Depuis que je fais ce métier, j'en ai vu passer des jeux idiots et de mauvais goût, mais jamais je ne pense avoir vu un titre aussi stupide que 7 Sins. A côté, même les derniers exploits en date du père Larry, pourtant bien placés dans mon top-crétin perso, passent pour un raffinement digne des plus belles réceptions de l'ambassadeur.

Concernant les sept péchés capitaux, on connaissait la version cinéma de David Fincher, on se souvenait aussi vaguement d'un jeu d'aventure avec Faust, et ça suffisait pour qu'on soit capable de les citer tous les sept sans en oublier aucun. L'avarice, la colère, l'envie, la gourmandise, l'orgueil, la paresse et la luxure, voilà la liste dressée par Saint Augustin et regroupant les péchés à la base de tous les autres. Une liste apparemment non respectée par Monte Cristo qui aura préféré se concentrer plus particulièrement sur l'un d'entre eux - la luxure, pour ne pas le citer - afin de réaliser un jeu hautement racoleur digne des plus mauvaises secondes parties de soirée de TF1. Je vous raconte le principe. Vous êtes un jeune homme sans foi, ni loi, ni moral, (ni charisme, ni rien du tout en fait) qui va tout faire pour qu'on s'intéresse à lui, quitte à utiliser les moyens les plus pervers pour séduire son entourage. Son ascension sociale débute dans un magasin, où il occupe ses journées en tant que vendeur.
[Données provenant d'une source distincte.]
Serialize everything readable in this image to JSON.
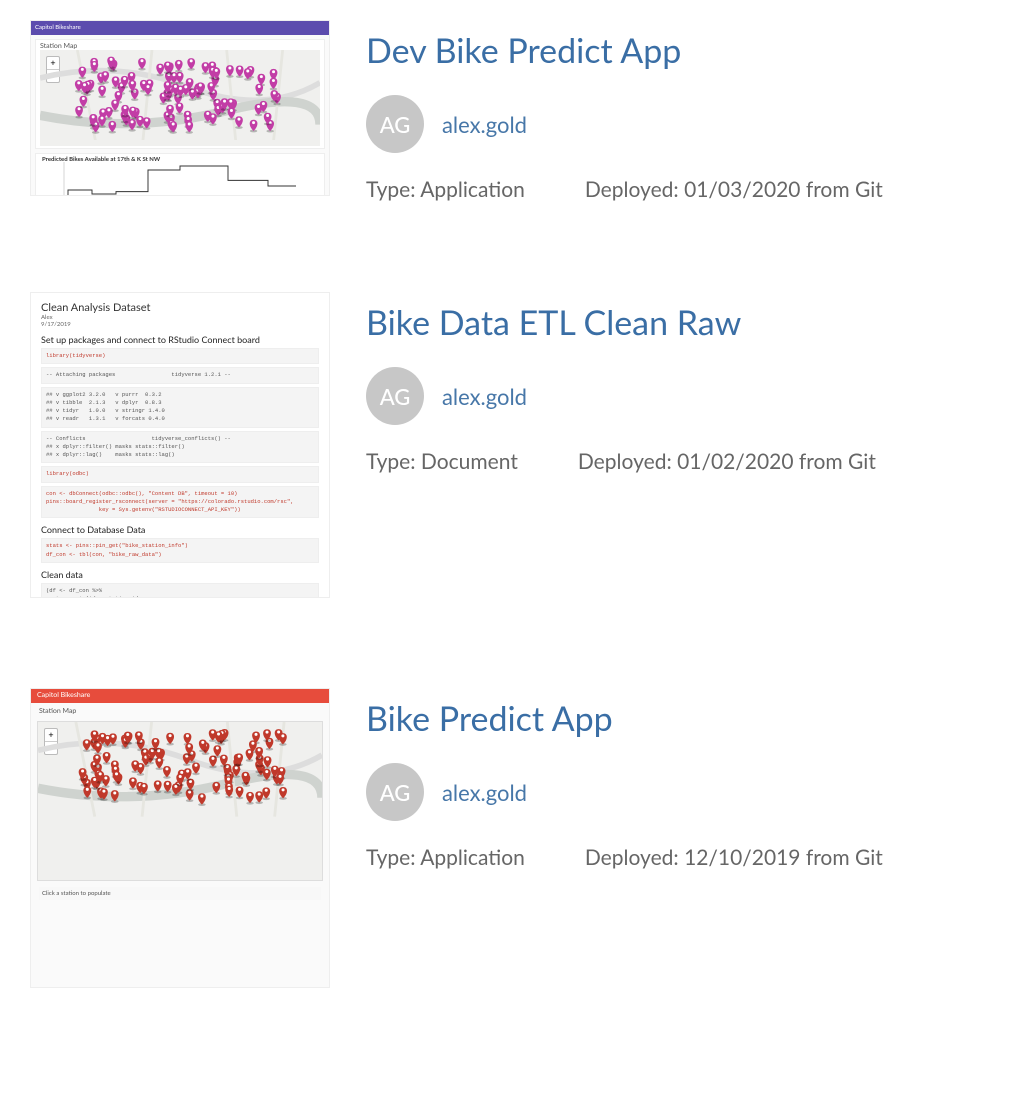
{
  "items": [
    {
      "title": "Dev Bike Predict App",
      "author_initials": "AG",
      "author_name": "alex.gold",
      "type_label": "Type:",
      "type_value": "Application",
      "deployed_label": "Deployed:",
      "deployed_value": "01/03/2020 from Git",
      "thumb": {
        "kind": "app_map_chart",
        "bar_color": "purple",
        "bar_text": "Capitol Bikeshare",
        "panel_label": "Station Map",
        "marker_color": "#c23da6",
        "chart_label": "Predicted Bikes Available at 17th & K St NW"
      }
    },
    {
      "title": "Bike Data ETL Clean Raw",
      "author_initials": "AG",
      "author_name": "alex.gold",
      "type_label": "Type:",
      "type_value": "Document",
      "deployed_label": "Deployed:",
      "deployed_value": "01/02/2020 from Git",
      "thumb": {
        "kind": "document",
        "heading": "Clean Analysis Dataset",
        "byline": "Alex",
        "date": "9/17/2019",
        "section1": "Set up packages and connect to RStudio Connect board",
        "code1": "library(tidyverse)",
        "code2": "-- Attaching packages                 tidyverse 1.2.1 --",
        "code3": "## v ggplot2 3.2.0   v purrr  0.3.2\n## v tibble  2.1.3   v dplyr  0.8.3\n## v tidyr   1.0.0   v stringr 1.4.0\n## v readr   1.3.1   v forcats 0.4.0",
        "code4": "-- Conflicts                    tidyverse_conflicts() --\n## x dplyr::filter() masks stats::filter()\n## x dplyr::lag()    masks stats::lag()",
        "code5": "library(odbc)",
        "code6": "con <- dbConnect(odbc::odbc(), \"Content DB\", timeout = 10)\npins::board_register_rsconnect(server = \"https://colorado.rstudio.com/rsc\",\n                key = Sys.getenv(\"RSTUDIOCONNECT_API_KEY\"))",
        "section2": "Connect to Database Data",
        "code7": "stats <- pins::pin_get(\"bike_station_info\")\ndf_con <- tbl(con, \"bike_raw_data\")",
        "section3": "Clean data",
        "code8": "(df <- df_con %>%\n   transmute(id = station_id,\n             hour = hour(time),\n             date = date(time),\n             month = month(time),\n             n_bikes = num_bikes_available) %>%\n   collect()) %>%"
      }
    },
    {
      "title": "Bike Predict App",
      "author_initials": "AG",
      "author_name": "alex.gold",
      "type_label": "Type:",
      "type_value": "Application",
      "deployed_label": "Deployed:",
      "deployed_value": "12/10/2019 from Git",
      "thumb": {
        "kind": "app_map_only",
        "bar_color": "red",
        "bar_text": "Capitol Bikeshare",
        "panel_label": "Station Map",
        "marker_color": "#c0392b",
        "below_text": "Click a station to populate"
      }
    }
  ]
}
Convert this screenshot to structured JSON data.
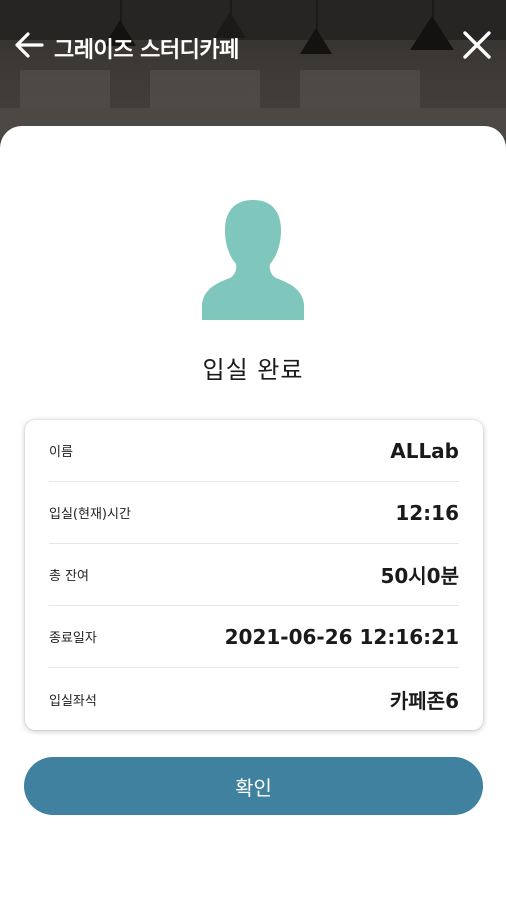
{
  "header": {
    "title": "그레이즈 스터디카페",
    "back_icon": "arrow-left-icon",
    "close_icon": "close-icon"
  },
  "status": {
    "title": "입실 완료",
    "avatar_icon": "person-silhouette-icon",
    "avatar_color": "#7fc6bc"
  },
  "info": {
    "rows": [
      {
        "label": "이름",
        "value": "ALLab"
      },
      {
        "label": "입실(현재)시간",
        "value": "12:16"
      },
      {
        "label": "총 잔여",
        "value": "50시0분"
      },
      {
        "label": "종료일자",
        "value": "2021-06-26 12:16:21"
      },
      {
        "label": "입실좌석",
        "value": "카페존6"
      }
    ]
  },
  "actions": {
    "confirm_label": "확인",
    "confirm_color": "#3f819e"
  }
}
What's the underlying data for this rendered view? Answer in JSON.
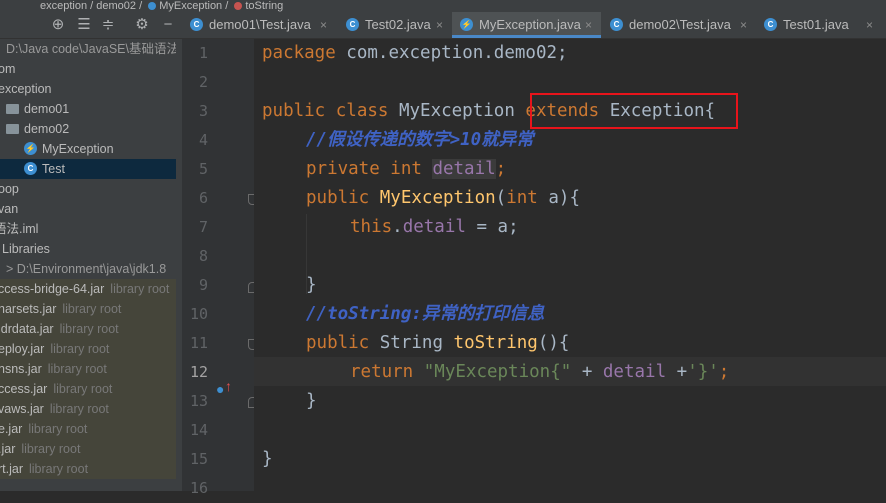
{
  "breadcrumb": [
    "exception",
    "demo02",
    "MyException",
    "toString"
  ],
  "sidebar": {
    "toolbar_icons": [
      "crosshair-icon",
      "expand-all-icon",
      "collapse-all-icon",
      "gear-icon",
      "minimize-icon"
    ],
    "path": "D:\\Java code\\JavaSE\\基础语法",
    "items": [
      {
        "label": "om",
        "sub": ""
      },
      {
        "label": "exception",
        "sub": ""
      },
      {
        "label": "demo01",
        "sub": ""
      },
      {
        "label": "demo02",
        "sub": ""
      },
      {
        "label": "MyException",
        "sub": ""
      },
      {
        "label": "Test",
        "sub": ""
      },
      {
        "label": "oop",
        "sub": ""
      },
      {
        "label": "van",
        "sub": ""
      },
      {
        "label": "语法.iml",
        "sub": ""
      },
      {
        "label": "Libraries",
        "sub": ""
      },
      {
        "label": "> D:\\Environment\\java\\jdk1.8",
        "sub": ""
      }
    ],
    "libraries": [
      {
        "label": "ccess-bridge-64.jar",
        "sub": "library root"
      },
      {
        "label": "harsets.jar",
        "sub": "library root"
      },
      {
        "label": "ldrdata.jar",
        "sub": "library root"
      },
      {
        "label": "eploy.jar",
        "sub": "library root"
      },
      {
        "label": "nsns.jar",
        "sub": "library root"
      },
      {
        "label": "ccess.jar",
        "sub": "library root"
      },
      {
        "label": "vaws.jar",
        "sub": "library root"
      },
      {
        "label": "e.jar",
        "sub": "library root"
      },
      {
        "label": ".jar",
        "sub": "library root"
      },
      {
        "label": "rt.jar",
        "sub": "library root"
      }
    ]
  },
  "tabs": [
    {
      "label": "demo01\\Test.java",
      "active": false
    },
    {
      "label": "Test02.java",
      "active": false
    },
    {
      "label": "MyException.java",
      "active": true
    },
    {
      "label": "demo02\\Test.java",
      "active": false
    },
    {
      "label": "Test01.java",
      "active": false
    }
  ],
  "tab_close": "×",
  "line_numbers": [
    "1",
    "2",
    "3",
    "4",
    "5",
    "6",
    "7",
    "8",
    "9",
    "10",
    "11",
    "12",
    "13",
    "14",
    "15",
    "16"
  ],
  "code": {
    "l1_kw": "package ",
    "l1_rest": "com.exception.demo02;",
    "l3_kw": "public class ",
    "l3_name": "MyException ",
    "l3_ext": "extends ",
    "l3_rest": "Exception{",
    "l4_cmt": "//假设传递的数字>10就异常",
    "l5_kw": "private int ",
    "l5_fld": "detail",
    "l5_end": ";",
    "l6_kw": "public ",
    "l6_fn": "MyException",
    "l6_p": "(",
    "l6_kw2": "int ",
    "l6_rest": "a){",
    "l7_kw": "this",
    "l7_dot": ".",
    "l7_fld": "detail",
    "l7_rest": " = a;",
    "l9": "}",
    "l10_cmt": "//toString:异常的打印信息",
    "l11_kw": "public ",
    "l11_type": "String ",
    "l11_fn": "toString",
    "l11_rest": "(){",
    "l12_kw": "return ",
    "l12_str": "\"MyException{\"",
    "l12_plus": " + ",
    "l12_fld": "detail",
    "l12_plus2": " +",
    "l12_str2": "'}'",
    "l12_end": ";",
    "l13": "}",
    "l15": "}"
  }
}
Parmi ses futures victimes, il aura le choix entre s'attaquer à son obsédé de patron, à sa collègue peu farouche, ou aux quelques clientes venues faire des emplettes. Suivant les personnes, les techniques d'approche ne sont pas les mêmes mais passent toutes par un brin de discussion. Le but est de trouver les sujets susceptibles d'interpeller vos interlocuteurs. Cela dit, nul besoin d'être fin psychologue, il suffit juste de tâtonner avant de trouver les bonnes phrases, et de continuer dans la même voie pour faire grimper la jauge de relation. Cette jauge est découpée en plusieurs niveaux, correspondant aux différents stades de votre relation. Logique. Ca commence par un premier contact, puis ça va au flirt, à l'amour, au sexe et à la passion. Chaque passage de palier vous permet d'accéder à une action spéciale et suivant la situation et le niveau de relation, vous pourrez au choix caresser la jambe de votre partenaire, l'embrasser ou la tripoter.


- Graphismes8/20
Aussi moche que la version PS2, le jeu sur PC noie son chagrin dans un flou pas franchement artistique. On sent clairement que ce brouillard n'est là que pour masquer l'apparente désuétude des images. Et finalement, ce n'est peut-être pas plus mal comme ça puisque lorsque rien n'est flouté, on se sent comme agressé visuellement par tant de laideur. Quant aux animations, elles sont ultra molles et même pas amusantes.
- Jouabilité6/20
Ca ne vole franchement pas haut aussi bien pour ce qui est des relations à nouer entre les personnages, que des mini-jeux à effectuer. Même en admettant que le trip vous attire, vous ne pourrez que reconnaître le manque de profondeur du jeu. On tourne en rond bien trop rapidement pour tenter d'équilibrer les différentes jauges. Bref, c'est l'ennui total.
- Durée de vie10/20
Malgré la diversité qui règne au sein des mini-jeux, l'ennui s'installe rapidement. Même en y mettant du coeur, difficile de tenir sur la durée pour découvrir les quelques chapitres de l'histoire.
- Bande son8/20
S'appuyant sur un langage imaginaire proche de celui des Sims, les personnages de 7 Sins s'expriment par onomatopées incompréhensibles. Cependant, à l'inverse du parler "simiesque", les expressions sont réellement incompréhensible et on se demande parfois ce que signifie telle ou telle intonation. Musiques et bruitages sont réellement barbants.
- Scénario7/20
J'ai longtemps hésité à mettre une note de scénario, me demandant s'il y avait une histoire à suivre. Finalement, oui, il y en a une. Elle n'est pas très intéressante, mais on suit bien l'évolution sociale d'un type sans scrupules, prêt à tout pour gravir un à un les échelons de la vie. Evidemment, il prendra soin de laisser sa morale au vestiaire.
On ne va pas revenir sur la stupidité du principe de 7 Sins. Il n'y a qu'à mettre en avant son gameplay ennuyeux et sa réalisation pathétique pour prouver qu'il s'agit d'un mauvais jeu. A croire que Monte Cristo ait succombé au péché de paresse pendant le développement de son titre.